Rethinking Diffusion Models for Science: From Generation to Faithful Reconstruction
Abstract
Diffusion models have achieved remarkable success as generative tools, yet their impact on scientific applications, where fidelity, consistency, and reliability are paramount, remains limited. In this talk, I will argue that the central challenge is not generation, but faithful reconstruction. I will first present a perspective on diffusion for inverse problems, emphasizing how standard formulations favor perceptual quality at the expense of faithfulness to measurements, and how this tension can be addressed through data-consistent, incremental reconstruction mechanisms that better align with scientific objectives.
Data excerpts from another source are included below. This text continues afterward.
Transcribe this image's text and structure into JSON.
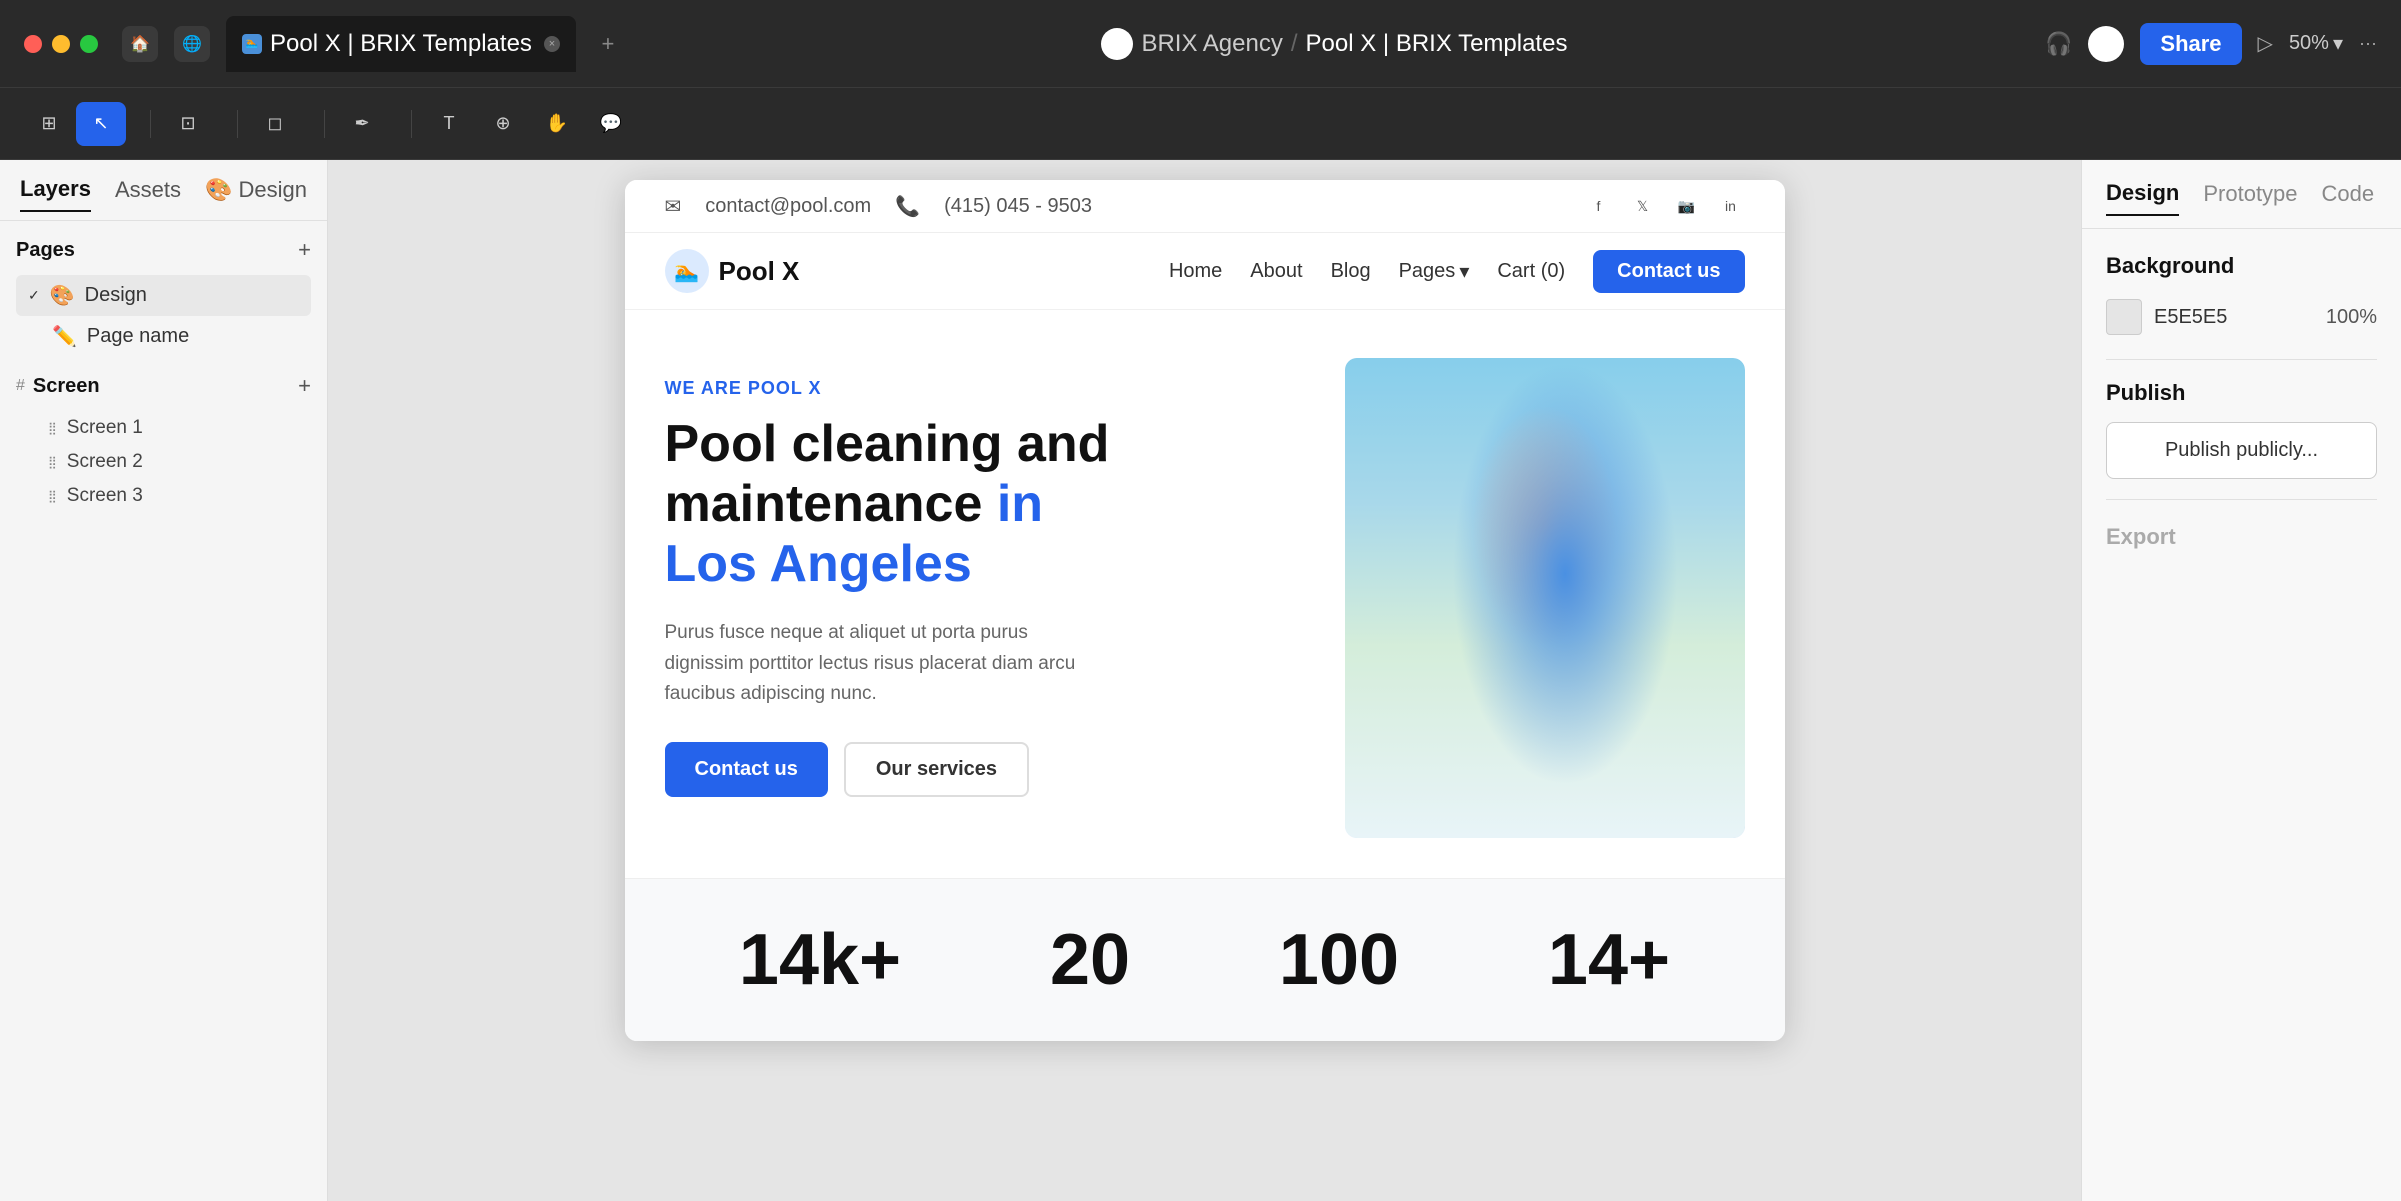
{
  "titlebar": {
    "tab_title": "Pool X | BRIX Templates",
    "tab_close": "×",
    "tab_add": "+",
    "breadcrumb_workspace": "BRIX Agency",
    "breadcrumb_sep": "/",
    "breadcrumb_page": "Pool X | BRIX Templates",
    "share_label": "Share",
    "zoom_label": "50%",
    "more": "···"
  },
  "toolbar": {
    "tools": [
      "grid",
      "cursor",
      "frame",
      "shape",
      "pen",
      "text",
      "components",
      "hand",
      "comment"
    ]
  },
  "sidebar": {
    "tabs": [
      "Layers",
      "Assets",
      "Design"
    ],
    "active_tab": "Layers",
    "pages_label": "Pages",
    "pages_add": "+",
    "design_page_label": "Design",
    "page_name_label": "Page name",
    "screen_label": "Screen",
    "screens": [
      "Screen 1",
      "Screen 2",
      "Screen 3"
    ]
  },
  "canvas": {
    "site": {
      "topbar": {
        "email": "contact@pool.com",
        "phone": "(415) 045 - 9503"
      },
      "navbar": {
        "logo_text": "Pool X",
        "nav_links": [
          "Home",
          "About",
          "Blog",
          "Pages",
          "Cart (0)"
        ],
        "contact_btn": "Contact us"
      },
      "hero": {
        "tag": "WE ARE POOL X",
        "h1_line1": "Pool cleaning and",
        "h1_line2": "maintenance",
        "h1_blue": "in",
        "h1_location": "Los Angeles",
        "desc": "Purus fusce neque at aliquet ut porta purus dignissim porttitor lectus risus placerat diam arcu faucibus adipiscing nunc.",
        "btn_primary": "Contact us",
        "btn_secondary": "Our services"
      },
      "stats": [
        {
          "number": "14k+",
          "label": ""
        },
        {
          "number": "20",
          "label": ""
        },
        {
          "number": "100",
          "label": ""
        },
        {
          "number": "14+",
          "label": ""
        }
      ]
    }
  },
  "right_panel": {
    "tabs": [
      "Design",
      "Prototype",
      "Code"
    ],
    "active_tab": "Design",
    "background_label": "Background",
    "bg_color": "E5E5E5",
    "bg_opacity": "100%",
    "publish_label": "Publish",
    "publish_btn": "Publish publicly...",
    "export_label": "Export"
  }
}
I will then turn to modern text-to-image systems and show that, despite their impressive visual realism, diffusion models struggle with enforcing even simple global constraints such as object counts, reflecting deeper issues in how structure is formed during the sampling process; I will discuss how lightweight, test-time steering can partially mitigate these failures while highlighting their underlying causes. Taken together, these examples point to a broader misalignment between current generative paradigms and the needs of science. I will conclude by arguing that progress will require not only better modeling, but also fundamentally better data, and briefly discuss our efforts toward curating and releasing MosaicMRI, one of the largest and most diverse medical imaging datasets to date, as a step in this direction.